For this, the last weeks of July were key. During the presentation of their semi-annual results , the ten largest entities of the Stoxx 600 managed to surprise a 52% increase to what analysts expected about their accounts at the end of June. It must be taken into account that this is the first semester during the pandemic where the extraordinary provisions made by the entities have been practically non-existent and did not distort their figures.

BBVA was the one who misled the mostto analysts, since its net profit was 90% higher than expected – up to 1,911 million euros. After the rise in recent weeks, the Ibex banks, which groups the five entities of the selective -and without Bankia-, triples the revaluation of the Ibex 35 in the last year, with a rise of 78%, compared to 25% of the index national.

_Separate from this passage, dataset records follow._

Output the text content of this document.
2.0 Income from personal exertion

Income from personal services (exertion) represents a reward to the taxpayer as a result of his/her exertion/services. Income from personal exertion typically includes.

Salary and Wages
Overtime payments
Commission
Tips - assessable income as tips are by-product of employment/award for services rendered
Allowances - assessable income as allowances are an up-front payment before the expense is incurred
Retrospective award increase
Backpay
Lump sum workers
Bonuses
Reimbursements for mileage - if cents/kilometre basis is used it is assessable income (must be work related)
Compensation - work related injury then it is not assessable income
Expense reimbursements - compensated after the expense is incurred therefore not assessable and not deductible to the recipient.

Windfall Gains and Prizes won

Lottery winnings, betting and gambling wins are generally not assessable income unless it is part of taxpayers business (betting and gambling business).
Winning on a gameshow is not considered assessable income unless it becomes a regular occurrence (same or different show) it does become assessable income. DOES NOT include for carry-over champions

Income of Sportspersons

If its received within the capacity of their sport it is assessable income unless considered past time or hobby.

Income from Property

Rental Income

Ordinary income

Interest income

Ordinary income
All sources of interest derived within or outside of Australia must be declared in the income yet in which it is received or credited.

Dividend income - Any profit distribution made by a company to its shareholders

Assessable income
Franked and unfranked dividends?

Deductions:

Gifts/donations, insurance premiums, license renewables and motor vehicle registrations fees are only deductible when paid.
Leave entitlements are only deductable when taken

2021 is a clear turning point. The consensus foresees that the largest European banks will increase their net profits by 14.7% until 2023 , when they will jointly exceed 104.6 billion euros, although 39 billion -37% of the total- will come only from the big five of the sector : HSBC, BNP, Santander, Intesa and ING.

Three of the national entities will be above this growth. They will be Santander, with 23%, reaching 8,230 million euros; BBVA, 18% will increase its net result to 4,230 million, and, above all, Sabadell stands out, which leads the table in continental terms. The market expects it to double its profit in two years, from 275 million at the end of December to almost 570 million in two years.

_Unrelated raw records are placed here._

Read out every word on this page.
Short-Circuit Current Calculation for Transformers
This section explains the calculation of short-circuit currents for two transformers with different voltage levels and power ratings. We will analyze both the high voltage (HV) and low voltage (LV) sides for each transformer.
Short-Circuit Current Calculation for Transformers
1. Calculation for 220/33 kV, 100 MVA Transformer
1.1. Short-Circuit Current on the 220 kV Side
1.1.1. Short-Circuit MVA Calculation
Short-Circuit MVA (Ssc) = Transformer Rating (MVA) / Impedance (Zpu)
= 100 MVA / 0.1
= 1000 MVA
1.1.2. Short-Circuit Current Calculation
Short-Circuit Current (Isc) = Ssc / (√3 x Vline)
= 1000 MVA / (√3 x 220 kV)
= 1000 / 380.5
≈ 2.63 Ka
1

“The key takeaways from the earnings season are the strength of commission income, an increase in guidance to the end of the year, the rebuilding of fully loaded CET1 [top-tier capital], the resilience they have demonstrated to the tests of stress [published on July 30] and the announcement of the return to the dividend, “they point out from Bloomberg Intelligence .

Shareholder remuneration appears to be a key catalyst for their actions and the sector knows that. That is why they have ventured how far their payments will skyrocket – compared to 2020 – after the ECB lifts its veto in the autumn. “Many announced their share buyback programs even earlier,” they say. Bloomberg estimates that only the increase in treasury shares of Barclays, NatWest Group, Standard Chartered, Société and ING will exceed 4.2 billion euros. There it does not include the 3.3 trillion from BBVA or another 500 from Credit Agricole for the fourth quarter of the year.

USA moves tab
The US is moving towards full employment rates – it is understood by unemployment of no more than 5% – and this is something that neither the market nor the Federal Reserve had expected to happen so soon. After the unemployment data that was released last Friday (it stood at 5.6% at the end of July), the ‘tapering’ drums sound again.

It is not ruled out that the Fed announces a progressive withdrawal of stimulus next September, and the market predicts that it would not be unreasonable to see an increase in interest rates by the end of next year. This is ‘gasoline’ for banks. Goldman rises 52% in the year among investment banks and retailers such as Wells Fargo or Bank of America, an average of 30%.